Write a flow proof:if angle 1 and angle 2 are vertical angles, and angle 2 and angle 3 are complementary, then angle 1 and angle 3 are complementary.
Sure! Here's a flow proof for the given statement:
Statement | Reason
--------------------------------------------------------|-------------------------------------------------
1. Angle 1 and Angle 2 are vertical angles | Given
2. Angle 2 and Angle 3 are complementary | Given
3. Angle 1 and Angle 2 share a common ray | Definition of Vertical Angles
4. Angle 3 and Angle 2 share a common ray | Definition of Complementary Angles
5. Angle 1, Angle 2, and Angle 3 form a straight line | Linear Pair Postulate
6. Angle 1 and Angle 2 are supplementary | Definition of a Straight Line
7. Angle 2 and Angle 3 are supplementary | Definition of Complementary Angles
8. Angle 1 and Angle 2 have a sum of 180 degrees | Definition of Supplementary Angles
9. Angle 2 and Angle 3 have a sum of 90 degrees | Definition of Complementary Angles
10. Angle 1 and Angle 3 have a sum of 90 degrees | Transitive Property of Equality
11. Angle 1 and Angle 3 are complementary | Definition of Complementary Angles
In this flow proof, we start by stating that Angle 1 and Angle 2 are vertical angles (given). Then we state that Angle 2 and Angle 3 are complementary (given). From the definition of vertical angles, we can conclude that Angle 1 and Angle 2 share a common ray (Statement 3). Similarly, from the definition of complementary angles, we can conclude that Angle 3 and Angle 2 share a common ray (Statement 4).
Next, we use the fact that Angle 1, Angle 2, and Angle 3 form a straight line (Linear Pair Postulate) to conclude that Angle 1 and Angle 2 are supplementary (Definition of a Straight Line). Similarly, Angle 2 and Angle 3 are supplementary (Definition of Complementary Angles) (Statements 6 and 7).
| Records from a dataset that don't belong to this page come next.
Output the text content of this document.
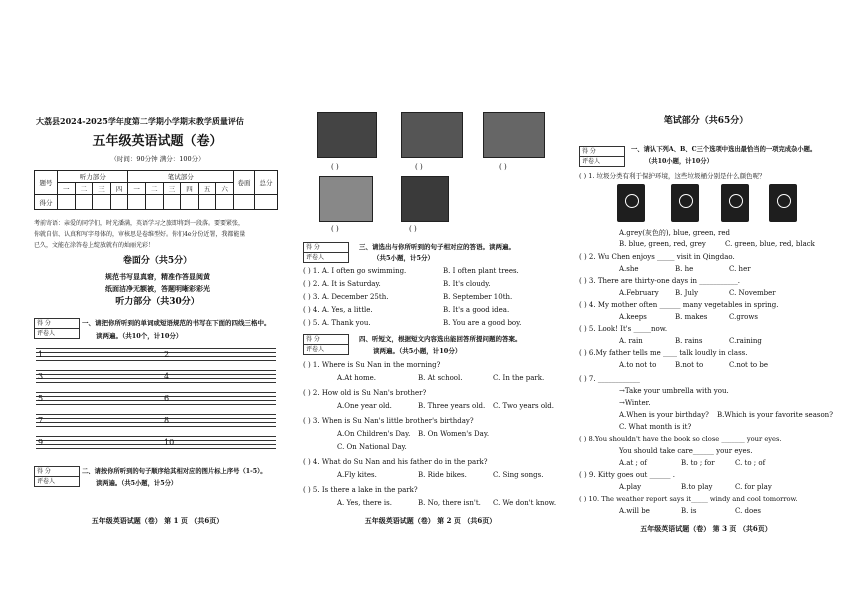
大荔县2024-2025学年度第二学期小学期末教学质量评估
五年级英语试题（卷）
（时间：90分钟 满分：100分）
题号	听力部分				笔试部分						卷面	总分
	一	二	三	四	一	二	三	四	五	六		
得分												
考前寄语：亲爱的同学们，时光潘满，英语学习之旅即将到一段落。要要紧张，
你就自信、认真和写字母体的，审核思是卷维型好。你们4e分份近署，我都能量
已久，文能在涂答卷上绽放就有的灿丽光彩！
卷面分（共5分）
规范书写显真窘，精准作答显阅黄
纸面洁净无额被，答题明晰彩彩光
听力部分（共30分）
得 分
评卷人
一、请把你所听到的单词或短语规范的书写在下面的四线三格中。
读两遍。（共10个，计10分）
1	2
3	4
5	6
7	8
9	10
得 分
评卷人
二、请按你所听到的句子顺序给其相对应的图片标上序号（1-5）。
读两遍。（共5小题，计5分）
五年级英语试题（卷） 第 1 页 （共6页）
( )	( )	( )
( )	( )
得 分
评卷人
三、请选出与你所听到的句子相对应的答语。读两遍。
（共5小题，计5分）
( ) 1. A. I often go swimming.	B. I often plant trees.
( ) 2. A. It is Saturday.	B. It's cloudy.
( ) 3. A. December 25th.	B. September 10th.
( ) 4. A. Yes, a little.	B. It's a good idea.
( ) 5. A. Thank you.	B. You are a good boy.
得 分
评卷人
四、听短文，根据短文内容选出能回答所提问题的答案。
读两遍。（共5小题，计10分）
( ) 1. Where is Su Nan in the morning?
A.At home.	B. At school.	C. In the park.
( ) 2. How old is Su Nan's brother?
A.One year old.	B. Three years old. C. Two years old.
( ) 3. When is Su Nan's little brother's birthday?
A.On Children's Day. B. On Women's Day.
C. On National Day.
( ) 4. What do Su Nan and his father do in the park?
A.Fly kites.	B. Ride bikes.	C. Sing songs.
( ) 5. Is there a lake in the park?
A. Yes, there is.	B. No, there isn't. C. We don't know.
五年级英语试题（卷） 第 2 页 （共6页）
笔试部分（共65分）
得 分
评卷人
一、请认下列A、B、C三个选项中选出最恰当的一项完成杂小题。
（共10小题，计10分）
( ) 1. 垃圾分类有利于保护环境，这些垃圾桶分别是什么颜色呢？
A.grey(灰色的), blue, green, red
B. blue, green, red, grey	C. green, blue, red, black
( ) 2. Wu Chen enjoys _____ visit in Qingdao.
A.she	B. he	C. her
( ) 3. There are thirty-one days in ___________.
A.February B. July	C. November
( ) 4. My mother often ______ many vegetables in spring.
A.keeps	B. makes	C.grows
( ) 5. Look! It's _____now.
A. rain	B. rains	C.raining
( ) 6.My father tells me ____ talk loudly in class.
A.to not to	B.not to	C.not to be
( ) 7. ____________
→Take your umbrella with you.
→Winter.
A.When is your birthday? B.Which is your favorite season?
C. What month is it?
( ) 8.You shouldn't have the book so close _______ your eyes.
You should take care______ your eyes.
A.at ; of	B. to ; for	C. to ; of
( ) 9. Kitty goes out ______ .
A.play	B.to play	C. for play
( ) 10. The weather report says it_____ windy and cool tomorrow.
A.will be	B. is	C. does
五年级英语试题（卷） 第 3 页 （共6页）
Using the definition of supplementary angles, we state that Angle 1 and Angle 2 have a sum of 180 degrees (Definition of Supplementary Angles). Similarly, Angle 2 and Angle 3 have a sum of 90 degrees (Definition of Complementary Angles) (Statements 8 and 9).
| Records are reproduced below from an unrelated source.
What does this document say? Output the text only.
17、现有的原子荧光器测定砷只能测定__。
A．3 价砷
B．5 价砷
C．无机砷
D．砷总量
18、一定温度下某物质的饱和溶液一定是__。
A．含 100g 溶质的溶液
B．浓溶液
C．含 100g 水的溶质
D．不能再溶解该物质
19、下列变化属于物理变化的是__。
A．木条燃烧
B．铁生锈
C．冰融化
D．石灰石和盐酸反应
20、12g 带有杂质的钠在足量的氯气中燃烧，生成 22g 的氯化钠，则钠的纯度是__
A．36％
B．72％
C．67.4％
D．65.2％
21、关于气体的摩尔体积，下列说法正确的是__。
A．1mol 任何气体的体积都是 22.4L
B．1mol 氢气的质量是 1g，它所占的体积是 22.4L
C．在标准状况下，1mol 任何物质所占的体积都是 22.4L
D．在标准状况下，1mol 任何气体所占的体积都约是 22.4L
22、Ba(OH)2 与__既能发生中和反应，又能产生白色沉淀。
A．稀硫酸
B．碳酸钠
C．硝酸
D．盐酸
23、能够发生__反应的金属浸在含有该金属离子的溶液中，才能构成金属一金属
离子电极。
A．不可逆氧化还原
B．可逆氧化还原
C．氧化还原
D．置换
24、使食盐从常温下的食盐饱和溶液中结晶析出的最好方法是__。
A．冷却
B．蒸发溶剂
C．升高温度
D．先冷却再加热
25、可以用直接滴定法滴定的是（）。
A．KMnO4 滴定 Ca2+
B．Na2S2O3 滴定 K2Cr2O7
Finally, using the transitive property of equality, we can conclude that Angle 1 and Angle 3 have a sum of 90 degrees (Statement 10). Hence, we can say that Angle 1 and Angle 3 are complementary (Definition of Complementary Angles) (Statement 11).
This completes the flow proof showing that if Angle 1 and Angle 2 are vertical angles and Angle 2 and Angle 3 are complementary, then Angle 1 and Angle 3 are complementary.